En moins de quarante huit heures, le nouveau premier ministre, Ahmed Salem Ould Béchir a ‘’formé’’ son gouvernement. Sans grande surprise. Ceux qui s’attendaient à un grand chambardement ont été certainement déçus.
Le remaniement attendu a été juste une flopée de permutations entre anciens ministres dans des départements copiés-collés faits et défaits dans la précipitation au gré de la volonté de faire du surplace. Parmi les nouveaux il ya Djinda Ball promue à la jeunesse et sports. Pour cette native Halpoular de Kaédi, femme d’affaires et de communication qui parrainait le magazine Epok, c’est une nouvelle expérience pour cette jeune femme qui milite à l’Union Pour la République.
L’entrée la plus emblématique et peut être la plus inattendue est celle du général Ghazouani au gouvernement en tant que ministre de la défense. Pour cette fois quand même, c’en est véritablement un. Ce général très discret, compagnon de route du président Aziz et que toutes les rumeurs donnaient comme son dauphin a été muté,- pour cause de retraite, d’une position stratégique de chef général des forces armées à celle plus protocolaire de ministre de tutelle de toute l’institution militaire qui tient en otage le pays depuis quarante ans. Selon les observateurs, la nomination de Ghazouani à la défense repose la question de savoir si Aziz quittera effectivement le pouvoir en 2019 et le cas échéant qui va le remplacer à la présidence de la république.
A la veille des élections municipales, régionales et législatives, Ould Abdel Aziz avait dit à ses ministres au cours d’un conseil que ceux qui ne feront pas montre de popularité vont quitter. Or, parmi ceux qui seront restés, plusieurs ont été platement battus chez eux. C’est entre autres le cas d’Amédi Camara et d’Isselmou Ould Sid’El Moktar Ould Lehbib qui ont été battus respectivement à Kaédi et El Kediya (Tagant). La sortie sans appel de Mohamed Abdallahi Ould Oudaa, de Diallo Mamadou Bathia, de Coumba Bâ, de Mint Soueine’e et du tonitruant Mohamed Lemine Cheikh fait penser à une cynique politique de deux poids, deux mesures. Naha Mint Mouknass, présidente du deuxième parti de la majorité et nouvellement élue députée, a été envoyée au pilori. Elle n’a certainement pas demandé à être parachutée à la tête de l’un des départements les plus compliqués de la république. Le retour au gouvernement de Sidi Mohamed Ould Maham comme ministre de la culture et porte parole du gouvernement est une autre preuve que Mohamed Ould Abdel Aziz place ses hommes forts à des postes stratégiques dans la perspective de quelque chose.

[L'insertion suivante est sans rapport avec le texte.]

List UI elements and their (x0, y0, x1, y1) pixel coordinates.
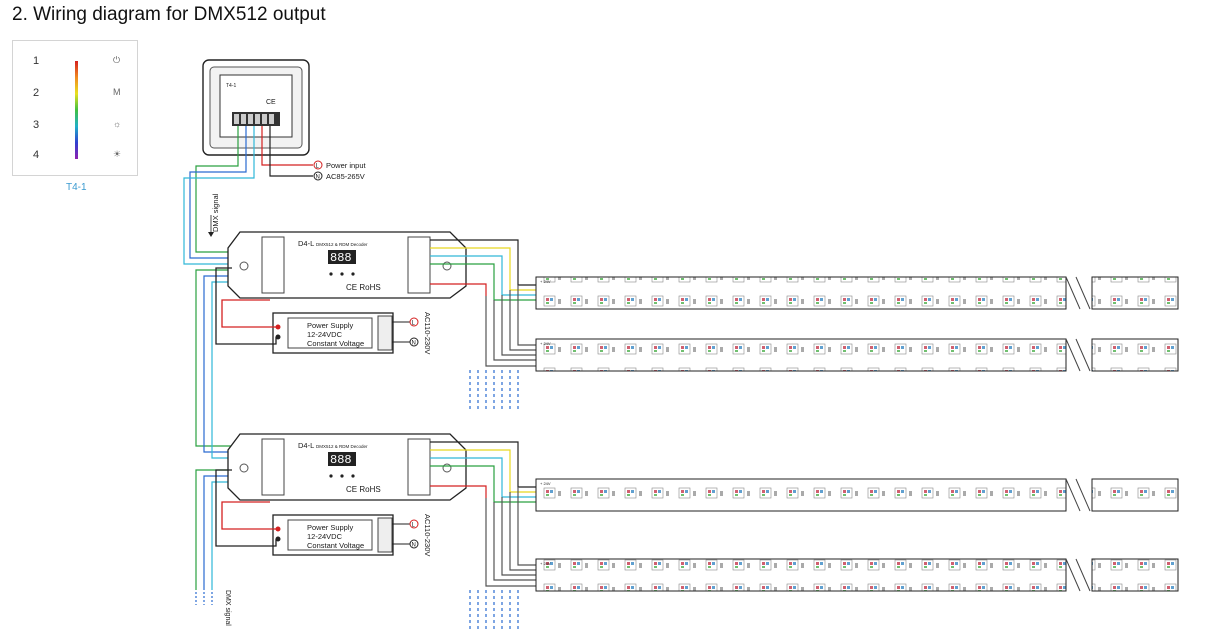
psu-2-line1: Power Supply (307, 523, 354, 532)
dmx-signal-wiring: DMX signal DMX signal (183, 126, 255, 626)
decoder-1-output-wiring (430, 239, 536, 412)
led-strip-3: + 24V (535, 478, 1179, 512)
brightness-icon: ☀ (113, 149, 122, 159)
power-supply-1: Power Supply 12-24VDC Constant Voltage L… (215, 267, 432, 354)
ce-mark: CE (266, 99, 276, 106)
strip-3-voltage-label: + 24V (540, 481, 551, 486)
color-slider (75, 61, 78, 159)
psu-2-live-letter: L (412, 523, 416, 529)
power-live-letter: L (316, 164, 320, 170)
decoder-1-model: D4-L (298, 239, 314, 248)
decoder-1-cert: CE RoHS (346, 283, 381, 292)
power-input: L N Power input AC85-265V (261, 126, 367, 181)
led-strip-2: + 24V (535, 338, 1179, 372)
decoder-2-cert: CE RoHS (346, 485, 381, 494)
decoder-2-display: 888 (330, 453, 352, 467)
wall-unit-model: T4-1 (226, 83, 237, 89)
power-neutral-letter: N (316, 175, 320, 181)
strip-4-voltage-label: + 24V (540, 561, 551, 566)
zone-1-label: 1 (33, 55, 40, 67)
page-title: 2. Wiring diagram for DMX512 output (12, 4, 326, 25)
decoder-1-subtitle: DMX512 & RDM Decoder (316, 242, 368, 247)
power-input-label: Power input (326, 161, 367, 170)
zone-2-label: 2 (33, 87, 40, 99)
dmx-signal-label-2: DMX signal (224, 590, 231, 626)
psu-2-ac-label: AC110-230V (423, 514, 432, 556)
panel-caption: T4-1 (66, 182, 87, 193)
decoder-1-display: 888 (330, 251, 352, 265)
dmx-signal-label: DMX signal (211, 193, 220, 232)
scene-icon: ☼ (113, 119, 122, 129)
decoder-2-subtitle: DMX512 & RDM Decoder (316, 444, 368, 449)
decoder-1: D4-L DMX512 & RDM Decoder 888 CE RoHS (227, 231, 467, 299)
zone-3-label: 3 (33, 119, 40, 131)
power-supply-2: Power Supply 12-24VDC Constant Voltage L… (215, 469, 432, 556)
power-input-voltage: AC85-265V (326, 172, 365, 181)
t4-1-panel: 1 2 3 4 ⏻ M ☼ ☀ (12, 40, 138, 176)
psu-1-line1: Power Supply (307, 321, 354, 330)
decoder-2: D4-L DMX512 & RDM Decoder 888 CE RoHS (227, 433, 467, 501)
strip-1-voltage-label: + 24V (540, 279, 551, 284)
psu-1-ac-label: AC110-230V (423, 312, 432, 354)
psu-2-line3: Constant Voltage (307, 541, 364, 550)
psu-1-line2: 12-24VDC (307, 330, 343, 339)
wall-unit: T4-1 CE (202, 59, 310, 156)
decoder-2-output-wiring (430, 441, 536, 632)
psu-1-live-letter: L (412, 321, 416, 327)
mode-icon: M (113, 87, 121, 97)
strip-2-voltage-label: + 24V (540, 341, 551, 346)
psu-1-neutral-letter: N (412, 341, 416, 347)
decoder-2-model: D4-L (298, 441, 314, 450)
psu-2-neutral-letter: N (412, 543, 416, 549)
led-strip-1: + 24V (535, 276, 1179, 310)
power-icon: ⏻ (113, 55, 121, 65)
led-strip-4: + 24V (535, 558, 1179, 592)
zone-4-label: 4 (33, 149, 40, 161)
psu-1-line3: Constant Voltage (307, 339, 364, 348)
psu-2-line2: 12-24VDC (307, 532, 343, 541)
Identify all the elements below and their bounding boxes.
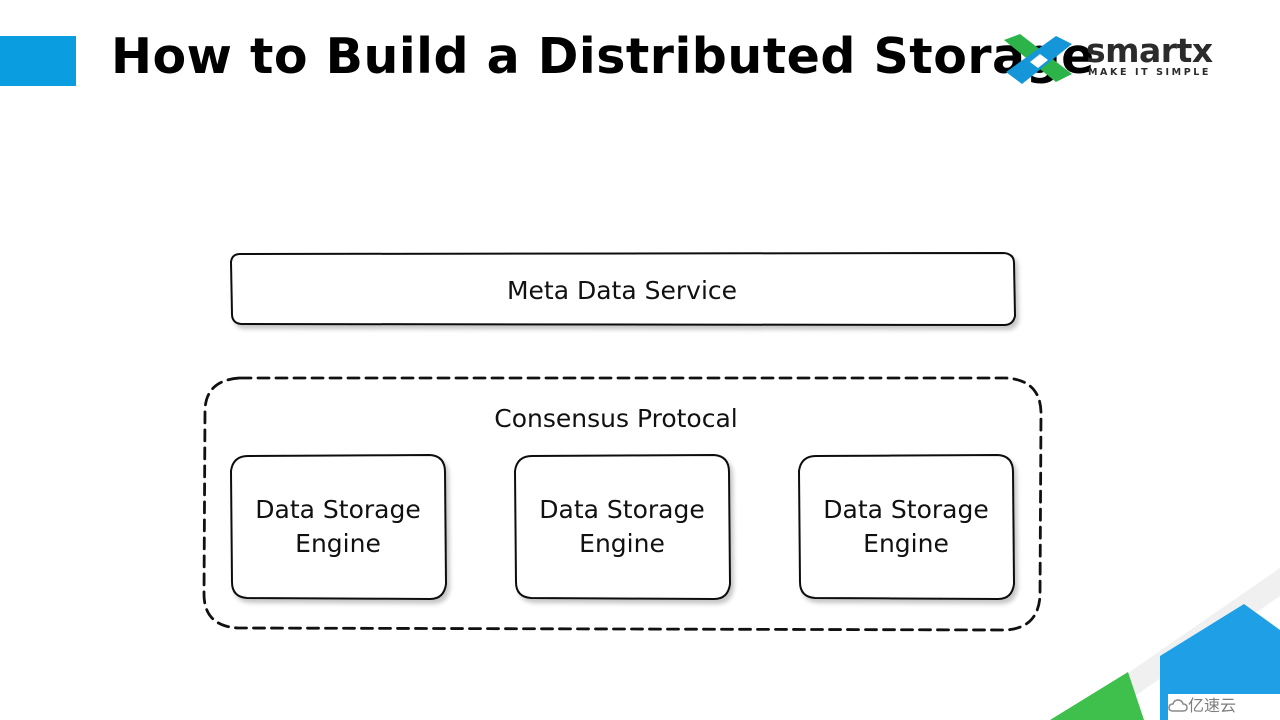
data-storage-engine-box-3: [797, 453, 1016, 601]
logo-wordmark: smartx: [1086, 31, 1213, 70]
consensus-protocol-group: [202, 376, 1043, 632]
smartx-logo-icon: [1004, 34, 1072, 84]
slide-title: How to Build a Distributed Storage: [111, 28, 1095, 85]
consensus-protocol-label: Consensus Protocal: [494, 404, 738, 433]
corner-decoration: [1050, 568, 1280, 720]
title-accent-bar: [0, 36, 76, 86]
data-storage-engine-box-1: [229, 453, 448, 601]
data-storage-engine-label-3: Data Storage Engine: [823, 495, 989, 558]
data-storage-engine-label-2: Data Storage Engine: [539, 495, 705, 558]
data-storage-engine-box-2: [513, 453, 732, 601]
logo-tagline: MAKE IT SIMPLE: [1088, 67, 1212, 78]
smartx-logo: smartx MAKE IT SIMPLE: [1004, 31, 1234, 88]
meta-data-service-label: Meta Data Service: [506, 276, 738, 305]
cloud-icon: [1168, 699, 1188, 712]
watermark-text: 亿速云: [1188, 696, 1237, 715]
meta-data-service-box: [229, 251, 1017, 327]
data-storage-engine-label-1: Data Storage Engine: [255, 495, 421, 558]
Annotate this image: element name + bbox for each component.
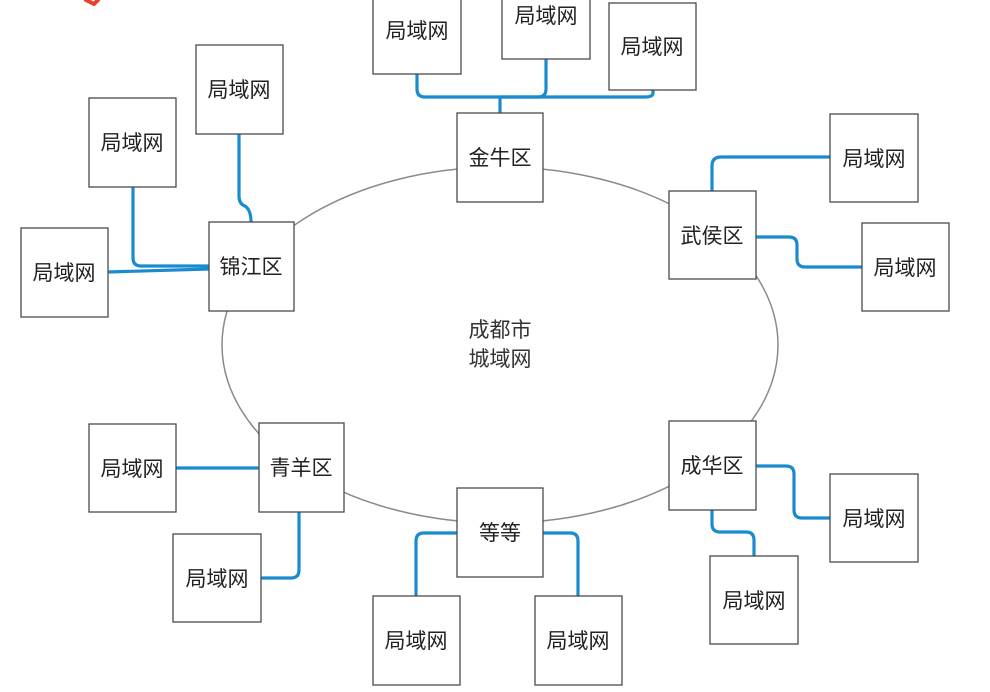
link-chenghua-lan-2: [710, 508, 756, 558]
center-label-line1: 成都市: [469, 318, 532, 342]
lan-qingyang-2: 局域网: [172, 533, 262, 623]
link-others-lan-2: [541, 531, 580, 598]
link-jinjiang-lan-1: [237, 132, 253, 224]
svg-text:局域网: 局域网: [186, 567, 249, 591]
district-jinjiang-label: 锦江区: [220, 255, 283, 279]
lan-chenghua-1: 局域网: [829, 473, 919, 563]
lan-wuhou-2: 局域网: [861, 222, 950, 312]
svg-text:局域网: 局域网: [547, 629, 610, 653]
svg-text:局域网: 局域网: [843, 507, 906, 531]
lan-jinjiang-3: 局域网: [20, 227, 109, 318]
district-jinniu: 金牛区: [456, 112, 544, 203]
link-jinjiang-lan-2: [131, 185, 211, 268]
district-others: 等等: [456, 487, 544, 578]
district-wuhou: 武侯区: [668, 190, 757, 280]
lan-jinjiang-2: 局域网: [88, 97, 177, 188]
district-qingyang-label: 青羊区: [270, 456, 333, 480]
district-jinniu-label: 金牛区: [469, 146, 532, 170]
link-jinniu-lan-2: [498, 57, 548, 99]
svg-text:局域网: 局域网: [33, 261, 96, 285]
svg-text:局域网: 局域网: [385, 629, 448, 653]
lan-chenghua-2: 局域网: [709, 555, 799, 645]
svg-text:局域网: 局域网: [515, 4, 578, 28]
district-jinjiang: 锦江区: [208, 221, 295, 312]
district-chenghua: 成华区: [668, 420, 757, 511]
svg-text:局域网: 局域网: [101, 457, 164, 481]
svg-text:局域网: 局域网: [101, 131, 164, 155]
lan-jinniu-2: 局域网: [501, 0, 591, 60]
district-others-label: 等等: [479, 521, 521, 545]
svg-text:局域网: 局域网: [386, 19, 449, 43]
svg-text:局域网: 局域网: [723, 589, 786, 613]
link-qingyang-lan-2: [259, 510, 301, 580]
lan-others-1: 局域网: [372, 595, 461, 686]
link-wuhou-lan-1: [710, 155, 832, 193]
district-wuhou-label: 武侯区: [681, 224, 744, 248]
link-jinniu-lan-1: [415, 72, 502, 115]
center-label-line2: 城域网: [469, 347, 532, 371]
lan-jinniu-1: 局域网: [372, 0, 462, 75]
svg-text:局域网: 局域网: [208, 78, 271, 102]
corner-mark: [84, 0, 100, 7]
link-chenghua-lan-1: [754, 464, 832, 520]
svg-text:局域网: 局域网: [621, 35, 684, 59]
svg-text:局域网: 局域网: [874, 256, 937, 280]
link-jinniu-lan-3: [498, 88, 655, 99]
district-qingyang: 青羊区: [258, 422, 345, 513]
link-wuhou-lan-2: [755, 235, 864, 269]
lan-jinniu-3: 局域网: [608, 2, 697, 91]
lan-wuhou-1: 局域网: [829, 113, 919, 203]
lan-others-2: 局域网: [534, 595, 623, 686]
district-chenghua-label: 成华区: [681, 454, 744, 478]
lan-jinjiang-1: 局域网: [195, 44, 284, 135]
link-others-lan-1: [414, 531, 459, 598]
lan-qingyang-1: 局域网: [88, 423, 177, 513]
svg-text:局域网: 局域网: [843, 147, 906, 171]
links: [106, 57, 864, 598]
link-jinjiang-lan-3: [106, 267, 211, 274]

Les titulaires des ministères régaliens n’ont pas changé. Les calculs des adversaires internes de l’irracontable ministre de l’économie et des finances sont tombés à l’eau. La dernière défaite de l’UPR à Arafat ne semble pas avoir impacté sur la confiance que Ould Abdel Aziz voue au très controversé Moktar Ould Diay. La fusion entre l’agriculture et l’élevage qui redeviennent ministre du développement rural replonge le pays dans les années quatre vingt. Surtout que selon un docteur vétérinaire, la séparation de ces deux secteurs a permis de faire de grosses avancées. L’éclatement du ministère de la modernisation de l’administration et de la formation professionnelle dont une partie a été rattachée à l’éducation nationale (formation professionnelle) et une autre (modernisation de l’administration) à la fonction publique, au travail et à l’emploi démontre que c’est l’improvisation et l’amateurisme qui prévalent en lieu et place de la vision stratégique sur la base de laquelle la mouture des départements sectoriels devrait être conçue. Jusque là deux postes très importants sont vacants et devraient être pourvus rapidement.
Aux commandes des forces armées et de sécurités deux noms sont avancés. On parle des généraux Mohamed Ould Meguett et Dah Ould El Mamy, respectivement patron de la direction générale de la sureté nationale et des douanes. Alors que pour la direction de l’Union Pour la République, le vice-président de l’Assemblée Nationale, Boidiel Ould Houmeid qui vient de dissoudre son parti dans celui du pouvoir serait pressenti. A quelques six mois de la présidentielle, Mohamed Ould Abdel Aziz ne semble pas encore avoir complètement muri son plan.
La recomposition de la scène politique a cependant commencé avec le sabordement de certains partis. Les formations de l’opposition (RFD, UFP et Tawassoul) n’ont pas encore repris le souffle après des élections municipales, législatives et régionales aux résultats mitigés. Mais le temps n’attend pas. Cela va sans dire. Mais cela va encore mieux en le disant.